Odkopałeś mój temat po 4 latach. Tym razem (co rzadko ma miejsce po takim czasie) mogę się podpisać pod tym co napisałem. Nostalgia, tęsknota za tym co już minęło, to uczucie wspaniałe, nawet niezbędne jak tlen, a jednak nie do końca przyjemne. Chyba sobie odświeżę niedługo Włóczykija.
Nawet nie tylko warstwa wizalna, ale i muzyczna. Co do tej opozycyjnej postawy... Jesli swiat lumpenproletariatu jest zepsuty i niegodziwy, a burzuazyjny tez (przekonania Pasoliniego), to jest raczej - morlanie - znak rownosci miedzy nimi.

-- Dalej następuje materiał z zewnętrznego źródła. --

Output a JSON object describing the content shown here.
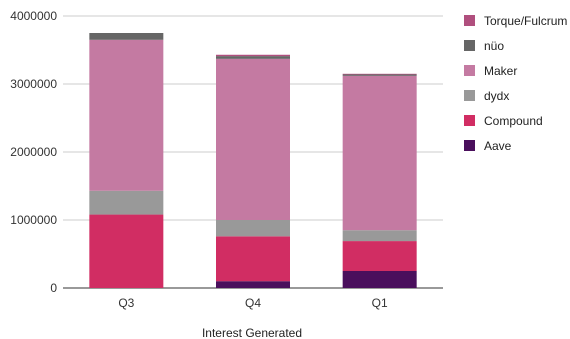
{
  "chart_data": {
    "type": "bar",
    "stacked": true,
    "categories": [
      "Q3",
      "Q4",
      "Q1"
    ],
    "series": [
      {
        "name": "Aave",
        "color": "#4a0f5c",
        "values": [
          0,
          100000,
          250000
        ]
      },
      {
        "name": "Compound",
        "color": "#d12d63",
        "values": [
          1080000,
          660000,
          440000
        ]
      },
      {
        "name": "dydx",
        "color": "#999999",
        "values": [
          350000,
          240000,
          160000
        ]
      },
      {
        "name": "Maker",
        "color": "#c47aa2",
        "values": [
          2220000,
          2370000,
          2270000
        ]
      },
      {
        "name": "nüo",
        "color": "#666666",
        "values": [
          100000,
          40000,
          20000
        ]
      },
      {
        "name": "Torque/Fulcrum",
        "color": "#b04f7e",
        "values": [
          0,
          20000,
          10000
        ]
      }
    ],
    "legend_order": [
      "Torque/Fulcrum",
      "nüo",
      "Maker",
      "dydx",
      "Compound",
      "Aave"
    ],
    "legend_position": "right",
    "yticks": [
      "0",
      "1000000",
      "2000000",
      "3000000",
      "4000000"
    ],
    "ylim": [
      0,
      4000000
    ],
    "xlabel": "Interest Generated",
    "ylabel": "",
    "title": "",
    "grid": true
  }
}
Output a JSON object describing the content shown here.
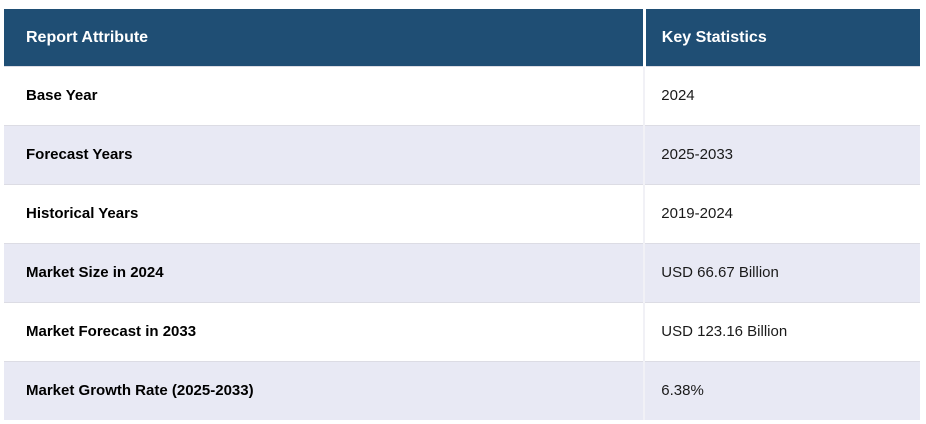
{
  "table": {
    "columns": [
      "Report Attribute",
      "Key Statistics"
    ],
    "rows": [
      {
        "attribute": "Base Year",
        "value": "2024"
      },
      {
        "attribute": "Forecast Years",
        "value": "2025-2033"
      },
      {
        "attribute": "Historical Years",
        "value": "2019-2024"
      },
      {
        "attribute": "Market Size in 2024",
        "value": "USD 66.67 Billion"
      },
      {
        "attribute": "Market Forecast in 2033",
        "value": "USD 123.16 Billion"
      },
      {
        "attribute": "Market Growth Rate (2025-2033)",
        "value": "6.38%"
      }
    ]
  },
  "colors": {
    "header_bg": "#1F4E74",
    "header_text": "#FFFFFF",
    "row_bg": "#FFFFFF",
    "row_alt_bg": "#E8E9F4",
    "row_divider": "#DCDCE4",
    "column_divider": "#FFFFFF",
    "body_text": "#000000"
  },
  "chart_data": {
    "type": "table",
    "title": "",
    "columns": [
      "Report Attribute",
      "Key Statistics"
    ],
    "rows": [
      [
        "Base Year",
        "2024"
      ],
      [
        "Forecast Years",
        "2025-2033"
      ],
      [
        "Historical Years",
        "2019-2024"
      ],
      [
        "Market Size in 2024",
        "USD 66.67 Billion"
      ],
      [
        "Market Forecast in 2033",
        "USD 123.16 Billion"
      ],
      [
        "Market Growth Rate (2025-2033)",
        "6.38%"
      ]
    ]
  }
}
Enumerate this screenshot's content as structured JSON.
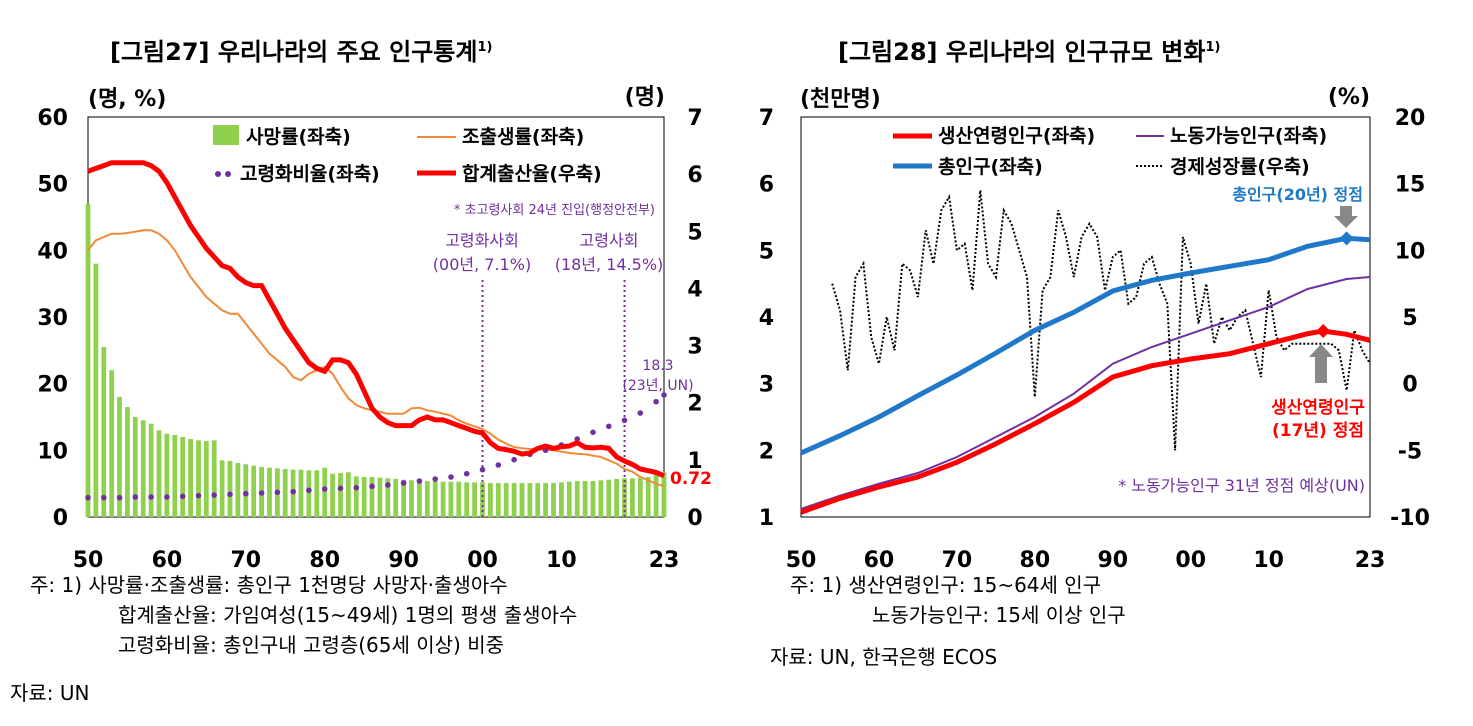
{
  "chart_data": [
    {
      "type": "bar+line",
      "title": "[그림27] 우리나라의 주요 인구통계",
      "title_sup": "1)",
      "unit_left": "(명, %)",
      "unit_right": "(명)",
      "xlim": [
        1950,
        2023
      ],
      "ylim_left": [
        0,
        60
      ],
      "ylim_right": [
        0,
        7
      ],
      "x_ticks": [
        1950,
        1960,
        1970,
        1980,
        1990,
        2000,
        2010,
        2023
      ],
      "x_tick_labels": [
        "50",
        "60",
        "70",
        "80",
        "90",
        "00",
        "10",
        "23"
      ],
      "y_ticks_left": [
        "0",
        "10",
        "20",
        "30",
        "40",
        "50",
        "60"
      ],
      "y_ticks_right": [
        "0",
        "1",
        "2",
        "3",
        "4",
        "5",
        "6",
        "7"
      ],
      "colors": {
        "death": "#8fd14f",
        "birth": "#f08a3a",
        "aging": "#7030a0",
        "tfr": "#ff0000",
        "vline": "#7030a0"
      },
      "legend": {
        "death": "사망률(좌축)",
        "birth": "조출생률(좌축)",
        "aging": "고령화비율(좌축)",
        "tfr": "합계출산율(우축)"
      },
      "annotation_note": "* 초고령사회 24년 진입(행정안전부)",
      "annotations": [
        {
          "label1": "고령화사회",
          "label2": "(00년, 7.1%)",
          "x": 2000
        },
        {
          "label1": "고령사회",
          "label2": "(18년, 14.5%)",
          "x": 2018
        }
      ],
      "end_label_aging_1": "18.3",
      "end_label_aging_2": "(23년, UN)",
      "end_label_tfr": "0.72",
      "series": [
        {
          "name": "death",
          "x": [
            1950,
            1951,
            1952,
            1953,
            1954,
            1955,
            1956,
            1957,
            1958,
            1959,
            1960,
            1961,
            1962,
            1963,
            1964,
            1965,
            1966,
            1967,
            1968,
            1969,
            1970,
            1971,
            1972,
            1973,
            1974,
            1975,
            1976,
            1977,
            1978,
            1979,
            1980,
            1981,
            1982,
            1983,
            1984,
            1985,
            1986,
            1987,
            1988,
            1989,
            1990,
            1991,
            1992,
            1993,
            1994,
            1995,
            1996,
            1997,
            1998,
            1999,
            2000,
            2001,
            2002,
            2003,
            2004,
            2005,
            2006,
            2007,
            2008,
            2009,
            2010,
            2011,
            2012,
            2013,
            2014,
            2015,
            2016,
            2017,
            2018,
            2019,
            2020,
            2021,
            2022,
            2023
          ],
          "values": [
            47,
            38,
            25.5,
            22,
            18,
            16.5,
            15,
            14.5,
            14,
            13,
            12.5,
            12.3,
            12,
            11.7,
            11.5,
            11.4,
            11.5,
            8.5,
            8.4,
            8.1,
            7.9,
            7.7,
            7.5,
            7.4,
            7.3,
            7.2,
            7.1,
            7.1,
            7,
            7,
            7.4,
            6.5,
            6.6,
            6.7,
            6.1,
            6,
            6,
            5.9,
            5.8,
            5.7,
            5.6,
            5.5,
            5.5,
            5.4,
            5.4,
            5.3,
            5.3,
            5.3,
            5.2,
            5.2,
            5.2,
            5.1,
            5.1,
            5.1,
            5.1,
            5.1,
            5.1,
            5.1,
            5.1,
            5.1,
            5.2,
            5.3,
            5.4,
            5.4,
            5.4,
            5.5,
            5.6,
            5.7,
            5.8,
            5.8,
            5.9,
            6,
            6.8,
            6.7
          ]
        },
        {
          "name": "birth",
          "x": [
            1950,
            1951,
            1952,
            1953,
            1954,
            1955,
            1956,
            1957,
            1958,
            1959,
            1960,
            1961,
            1962,
            1963,
            1964,
            1965,
            1966,
            1967,
            1968,
            1969,
            1970,
            1971,
            1972,
            1973,
            1974,
            1975,
            1976,
            1977,
            1978,
            1979,
            1980,
            1981,
            1982,
            1983,
            1984,
            1985,
            1986,
            1987,
            1988,
            1989,
            1990,
            1991,
            1992,
            1993,
            1994,
            1995,
            1996,
            1997,
            1998,
            1999,
            2000,
            2001,
            2002,
            2003,
            2004,
            2005,
            2006,
            2007,
            2008,
            2009,
            2010,
            2011,
            2012,
            2013,
            2014,
            2015,
            2016,
            2017,
            2018,
            2019,
            2020,
            2021,
            2022,
            2023
          ],
          "values": [
            40,
            41.5,
            42,
            42.5,
            42.5,
            42.6,
            42.8,
            43,
            43,
            42.5,
            41.5,
            40,
            38,
            36,
            34.5,
            33,
            32,
            31,
            30.5,
            30.5,
            29,
            27.5,
            26,
            24.5,
            23.5,
            22.5,
            21,
            20.5,
            21.5,
            22,
            22.5,
            21.5,
            19.5,
            17.8,
            16.8,
            16.3,
            16,
            15.8,
            15.5,
            15.5,
            15.5,
            16.3,
            16.4,
            16,
            15.8,
            15.5,
            15.2,
            14.5,
            14,
            13.6,
            13.2,
            12.5,
            11.6,
            11,
            10.5,
            10.3,
            10.2,
            10.2,
            10.1,
            10,
            9.8,
            9.6,
            9.5,
            9.4,
            9.2,
            9,
            8.5,
            8,
            7.2,
            6.8,
            6,
            5.5,
            5,
            4.6
          ]
        },
        {
          "name": "aging",
          "x": [
            1950,
            1952,
            1954,
            1956,
            1958,
            1960,
            1962,
            1964,
            1966,
            1968,
            1970,
            1972,
            1974,
            1976,
            1978,
            1980,
            1982,
            1984,
            1986,
            1988,
            1990,
            1992,
            1994,
            1996,
            1998,
            2000,
            2002,
            2004,
            2006,
            2008,
            2010,
            2012,
            2014,
            2016,
            2018,
            2020,
            2022,
            2023
          ],
          "values": [
            2.9,
            2.9,
            2.9,
            3,
            3,
            3,
            3.1,
            3.2,
            3.3,
            3.4,
            3.5,
            3.6,
            3.7,
            3.8,
            4,
            4.2,
            4.3,
            4.4,
            4.6,
            4.8,
            5.1,
            5.4,
            5.7,
            6,
            6.5,
            7.1,
            7.8,
            8.6,
            9.4,
            10,
            10.8,
            11.7,
            12.7,
            13.6,
            14.5,
            15.6,
            17.3,
            18.3
          ]
        },
        {
          "name": "tfr",
          "x": [
            1950,
            1951,
            1952,
            1953,
            1954,
            1955,
            1956,
            1957,
            1958,
            1959,
            1960,
            1961,
            1962,
            1963,
            1964,
            1965,
            1966,
            1967,
            1968,
            1969,
            1970,
            1971,
            1972,
            1973,
            1974,
            1975,
            1976,
            1977,
            1978,
            1979,
            1980,
            1981,
            1982,
            1983,
            1984,
            1985,
            1986,
            1987,
            1988,
            1989,
            1990,
            1991,
            1992,
            1993,
            1994,
            1995,
            1996,
            1997,
            1998,
            1999,
            2000,
            2001,
            2002,
            2003,
            2004,
            2005,
            2006,
            2007,
            2008,
            2009,
            2010,
            2011,
            2012,
            2013,
            2014,
            2015,
            2016,
            2017,
            2018,
            2019,
            2020,
            2021,
            2022,
            2023
          ],
          "values": [
            6.05,
            6.1,
            6.15,
            6.2,
            6.2,
            6.2,
            6.2,
            6.2,
            6.15,
            6.05,
            5.85,
            5.6,
            5.35,
            5.1,
            4.9,
            4.7,
            4.55,
            4.4,
            4.35,
            4.2,
            4.1,
            4.05,
            4.05,
            3.8,
            3.55,
            3.3,
            3.1,
            2.9,
            2.7,
            2.6,
            2.55,
            2.75,
            2.75,
            2.7,
            2.5,
            2.2,
            1.9,
            1.75,
            1.65,
            1.6,
            1.6,
            1.6,
            1.7,
            1.75,
            1.7,
            1.7,
            1.65,
            1.6,
            1.55,
            1.5,
            1.47,
            1.3,
            1.2,
            1.18,
            1.15,
            1.1,
            1.12,
            1.2,
            1.24,
            1.2,
            1.23,
            1.24,
            1.3,
            1.22,
            1.21,
            1.22,
            1.2,
            1.05,
            0.98,
            0.92,
            0.84,
            0.81,
            0.78,
            0.72
          ]
        }
      ]
    },
    {
      "type": "line",
      "title": "[그림28] 우리나라의 인구규모 변화",
      "title_sup": "1)",
      "unit_left": "(천만명)",
      "unit_right": "(%)",
      "xlim": [
        1950,
        2023
      ],
      "ylim_left": [
        1,
        7
      ],
      "ylim_right": [
        -10,
        20
      ],
      "x_ticks": [
        1950,
        1960,
        1970,
        1980,
        1990,
        2000,
        2010,
        2023
      ],
      "x_tick_labels": [
        "50",
        "60",
        "70",
        "80",
        "90",
        "00",
        "10",
        "23"
      ],
      "y_ticks_left": [
        "1",
        "2",
        "3",
        "4",
        "5",
        "6",
        "7"
      ],
      "y_ticks_right": [
        "-10",
        "-5",
        "0",
        "5",
        "10",
        "15",
        "20"
      ],
      "colors": {
        "working": "#ff0000",
        "total": "#1f78c8",
        "labor": "#7030a0",
        "growth": "#000000",
        "arrow": "#888888"
      },
      "legend": {
        "working": "생산연령인구(좌축)",
        "labor": "노동가능인구(좌축)",
        "total": "총인구(좌축)",
        "growth": "경제성장률(우축)"
      },
      "annotation_total_peak": "총인구(20년) 정점",
      "annotation_working_peak_1": "생산연령인구",
      "annotation_working_peak_2": "(17년) 정점",
      "annotation_note": "* 노동가능인구 31년 정점 예상(UN)",
      "series": [
        {
          "name": "total",
          "x": [
            1950,
            1955,
            1960,
            1965,
            1970,
            1975,
            1980,
            1985,
            1990,
            1995,
            2000,
            2005,
            2010,
            2015,
            2020,
            2023
          ],
          "values": [
            1.96,
            2.22,
            2.5,
            2.82,
            3.13,
            3.46,
            3.8,
            4.07,
            4.39,
            4.55,
            4.66,
            4.76,
            4.86,
            5.06,
            5.18,
            5.16
          ]
        },
        {
          "name": "working",
          "x": [
            1950,
            1955,
            1960,
            1965,
            1970,
            1975,
            1980,
            1985,
            1990,
            1995,
            2000,
            2005,
            2010,
            2015,
            2017,
            2020,
            2023
          ],
          "values": [
            1.07,
            1.28,
            1.45,
            1.6,
            1.82,
            2.1,
            2.4,
            2.72,
            3.1,
            3.27,
            3.37,
            3.45,
            3.6,
            3.75,
            3.79,
            3.74,
            3.65
          ]
        },
        {
          "name": "labor",
          "x": [
            1950,
            1955,
            1960,
            1965,
            1970,
            1975,
            1980,
            1985,
            1990,
            1995,
            2000,
            2005,
            2010,
            2015,
            2020,
            2023
          ],
          "values": [
            1.12,
            1.32,
            1.5,
            1.66,
            1.9,
            2.2,
            2.5,
            2.85,
            3.3,
            3.55,
            3.75,
            3.95,
            4.15,
            4.42,
            4.57,
            4.6
          ]
        },
        {
          "name": "growth",
          "x": [
            1954,
            1955,
            1956,
            1957,
            1958,
            1959,
            1960,
            1961,
            1962,
            1963,
            1964,
            1965,
            1966,
            1967,
            1968,
            1969,
            1970,
            1971,
            1972,
            1973,
            1974,
            1975,
            1976,
            1977,
            1978,
            1979,
            1980,
            1981,
            1982,
            1983,
            1984,
            1985,
            1986,
            1987,
            1988,
            1989,
            1990,
            1991,
            1992,
            1993,
            1994,
            1995,
            1996,
            1997,
            1998,
            1999,
            2000,
            2001,
            2002,
            2003,
            2004,
            2005,
            2006,
            2007,
            2008,
            2009,
            2010,
            2011,
            2012,
            2013,
            2014,
            2015,
            2016,
            2017,
            2018,
            2019,
            2020,
            2021,
            2022,
            2023
          ],
          "values": [
            7.5,
            5.5,
            1,
            8,
            9,
            3.5,
            1.5,
            5,
            2.5,
            9,
            8.5,
            6.5,
            11.5,
            9,
            13,
            14,
            10,
            10.5,
            7,
            14.5,
            9,
            8,
            13,
            12,
            10,
            8,
            -1,
            7,
            8,
            13,
            11,
            8,
            11,
            12,
            11,
            7,
            9.5,
            10,
            6,
            6.5,
            9,
            9.5,
            7.5,
            6,
            -5,
            11,
            9,
            4.5,
            7.5,
            3,
            5,
            4,
            5,
            5.5,
            3,
            0.5,
            7,
            3.5,
            2.5,
            3,
            3,
            3,
            3,
            3,
            3,
            2.5,
            -0.5,
            4,
            2.5,
            1.5
          ]
        }
      ]
    }
  ],
  "notes_left": [
    "주: 1) 사망률·조출생률: 총인구 1천명당 사망자·출생아수",
    "합계출산율: 가임여성(15~49세) 1명의 평생 출생아수",
    "고령화비율: 총인구내 고령층(65세 이상) 비중",
    "자료: UN"
  ],
  "notes_right": [
    "주: 1) 생산연령인구: 15~64세 인구",
    "노동가능인구: 15세 이상 인구",
    "자료: UN, 한국은행 ECOS"
  ]
}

Zastanawiam sie, czy on jest bohaterem romantycznym? Mysle, ze szuka zwyczanie takiego sposobu na zycie, by nie pracowac i sie nie przemeczyc. W tym sensie szuka wolosci, by robic, co sam chce, czyli nie robic nic :-) Nie jest buntownikiem, kontestatorem, przeciwko niczemu nie walczy. Akceptuje swiat, w jakim zyje chyba... Czuje sie w nim dobrze. Ja tak to odebralam.
Ale zgadzam sie, ze kreacja bohatera, strasznego cwaniaka, lenia, niegodziwego ojca, kochanka, jest wybitna, bo nie mozna zupelnie og odrzucic i nie lubic. Jego wartosci, czy raczej ich brak, wydaja sie byc zrozumiale na tle reszty spolecznosci. No i te wady, jak mowil Pasolini, sa ludzkie, a Accatone szczery do bolu w tym, co robi.
A gdzie mozna znalezc ten esej Luudi?
W zbiorze tekstów Pasoliniego pod tytułem "Po ludobójstwie" znalazłem ten esej i musze przyznać, że idealnie dopełnił mi ten film oraz cały świat lumpenproletariatu. Wydawnictwo to chyba Kronos, ale głowy nie dam - książkę oczywiście pożyczyłem :D
Jego śmierć nosi już przecież znamiona śmierci romantycznej, umiera bezsensownie, jak niejeden niepoprawny romantyk. On nie ma świadomości bycia kontestatorem, ale w ujęciu Pasoliniego nim jest - reżyser prozę jego życia przekuwa w paszkwil na burżuazyjny świat.